Le tétragramme ou nom propre de Dieu YHWH en Ex 3,15 est une forme hybride du verbe être, c-à-d que ces quatre consonnes appondues ne correspondent pas à une seule forme conjuguée du verbe être, mais à la réunion de 3 formes conjuguées :

  • Dans l’inaccompli yihe, on a le Y (youd).

  • Dans le participe présent hoveh, on a la W (vav)

  • Dans l’accompli hayah, on la le H (hé)

Littéralement, au v.14 : « Je serai qui je serai », et dans la bouche de Moïse et du croyant, elle passe à la troisième personne au v. 15 : « Il est » (C'est la signification de « Yahvé »). Être, en hébreu, qualifie une existence active : exister par un agir. Dans ce texte, le verbe « être » est employé deux fois au même temps, à l’inaccompli. L’inaccompli renvoie à un inachevé : le présent « je mange » est inaccompli parce qu’en cours de réalisation. Le futur aussi. L’expression pourrait signifier une présence déjà effective et pourtant encore en voie de réalisation, et donc, pour une part inaccomplie.

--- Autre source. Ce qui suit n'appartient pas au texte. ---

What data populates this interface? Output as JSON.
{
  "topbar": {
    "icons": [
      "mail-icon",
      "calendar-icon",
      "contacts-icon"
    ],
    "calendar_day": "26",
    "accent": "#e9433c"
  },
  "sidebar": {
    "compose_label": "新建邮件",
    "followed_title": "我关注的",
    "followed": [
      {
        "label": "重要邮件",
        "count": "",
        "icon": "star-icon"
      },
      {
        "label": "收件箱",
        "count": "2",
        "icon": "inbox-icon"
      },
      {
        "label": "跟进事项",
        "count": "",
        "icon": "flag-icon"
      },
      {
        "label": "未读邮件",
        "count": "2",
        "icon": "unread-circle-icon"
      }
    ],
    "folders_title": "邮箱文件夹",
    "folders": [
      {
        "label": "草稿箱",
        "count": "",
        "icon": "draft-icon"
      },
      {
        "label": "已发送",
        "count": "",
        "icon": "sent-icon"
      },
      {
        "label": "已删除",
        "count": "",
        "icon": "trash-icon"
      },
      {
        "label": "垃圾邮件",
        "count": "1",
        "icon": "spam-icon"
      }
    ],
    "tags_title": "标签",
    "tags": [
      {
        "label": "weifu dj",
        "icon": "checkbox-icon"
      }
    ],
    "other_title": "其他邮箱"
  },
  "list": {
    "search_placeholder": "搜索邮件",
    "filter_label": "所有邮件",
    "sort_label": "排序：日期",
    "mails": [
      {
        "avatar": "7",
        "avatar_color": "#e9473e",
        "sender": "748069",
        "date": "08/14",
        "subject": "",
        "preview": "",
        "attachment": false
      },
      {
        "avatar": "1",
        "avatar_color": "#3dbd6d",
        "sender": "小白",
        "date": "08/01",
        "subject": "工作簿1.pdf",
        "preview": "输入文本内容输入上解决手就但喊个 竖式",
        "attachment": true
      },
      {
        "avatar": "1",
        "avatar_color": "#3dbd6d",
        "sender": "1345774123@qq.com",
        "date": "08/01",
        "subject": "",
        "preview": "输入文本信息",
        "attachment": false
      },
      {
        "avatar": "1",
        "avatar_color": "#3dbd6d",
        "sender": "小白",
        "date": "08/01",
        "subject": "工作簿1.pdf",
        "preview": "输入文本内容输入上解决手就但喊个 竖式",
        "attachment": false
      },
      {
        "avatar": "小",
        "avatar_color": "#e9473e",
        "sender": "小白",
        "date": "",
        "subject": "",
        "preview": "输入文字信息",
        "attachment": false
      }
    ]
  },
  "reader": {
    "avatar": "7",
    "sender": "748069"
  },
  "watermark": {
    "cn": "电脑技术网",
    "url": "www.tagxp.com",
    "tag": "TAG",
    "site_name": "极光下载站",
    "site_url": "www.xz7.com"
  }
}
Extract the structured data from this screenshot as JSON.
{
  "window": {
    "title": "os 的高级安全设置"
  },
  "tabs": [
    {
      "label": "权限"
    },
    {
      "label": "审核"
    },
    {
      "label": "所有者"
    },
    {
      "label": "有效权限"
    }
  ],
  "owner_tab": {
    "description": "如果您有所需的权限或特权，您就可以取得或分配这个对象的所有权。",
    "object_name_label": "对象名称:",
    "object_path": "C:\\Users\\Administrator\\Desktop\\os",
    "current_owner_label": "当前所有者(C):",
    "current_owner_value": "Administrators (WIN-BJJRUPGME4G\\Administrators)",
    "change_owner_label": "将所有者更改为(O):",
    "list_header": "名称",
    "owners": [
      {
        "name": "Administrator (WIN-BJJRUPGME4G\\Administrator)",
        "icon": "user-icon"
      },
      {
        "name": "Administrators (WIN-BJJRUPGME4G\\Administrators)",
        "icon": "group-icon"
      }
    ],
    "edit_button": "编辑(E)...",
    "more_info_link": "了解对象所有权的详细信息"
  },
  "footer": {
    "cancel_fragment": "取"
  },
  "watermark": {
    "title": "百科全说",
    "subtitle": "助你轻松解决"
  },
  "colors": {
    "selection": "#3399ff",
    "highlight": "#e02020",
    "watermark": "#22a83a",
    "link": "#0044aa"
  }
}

Ce tableau ci-dessous visualise les nombreuses traductions proposées pour le nom de Dieu. L’expression pourrait signifier une présence déjà effective et pourtant encore en voie de réalisation, pour une part inaccomplie.

 

 

Ehyeh - asher - ehyeh

Je suis- celui qui - suis

Je suis - celui qui - est

Je suis - qui - je suis

Je suis - qui - je serai

Je serai - qui - je serai

Je suis - celui qui - suis là

Je suis - celui qui - fait être

Aquila, traducteur d’une nouvelle version de la Bible hébraïque, quand les premiers chrétiens s’approprieront la Septante, au Ier siècle après Jésus, a traduit en grec littéralement la forme hébraïque : esomai ô esomai (« je serai ce que [ou qui] je serai »). Il fait de l’existence divine un futur absolu, comme le fera plus tard un théologien allemand, Jürgen Moltmann : « un Dieu qui “a le futur comme propriété ontologique” ». Mais ce double futur efface l’affirmation d’une présence, dès maintenant, du Dieu du Sinaï.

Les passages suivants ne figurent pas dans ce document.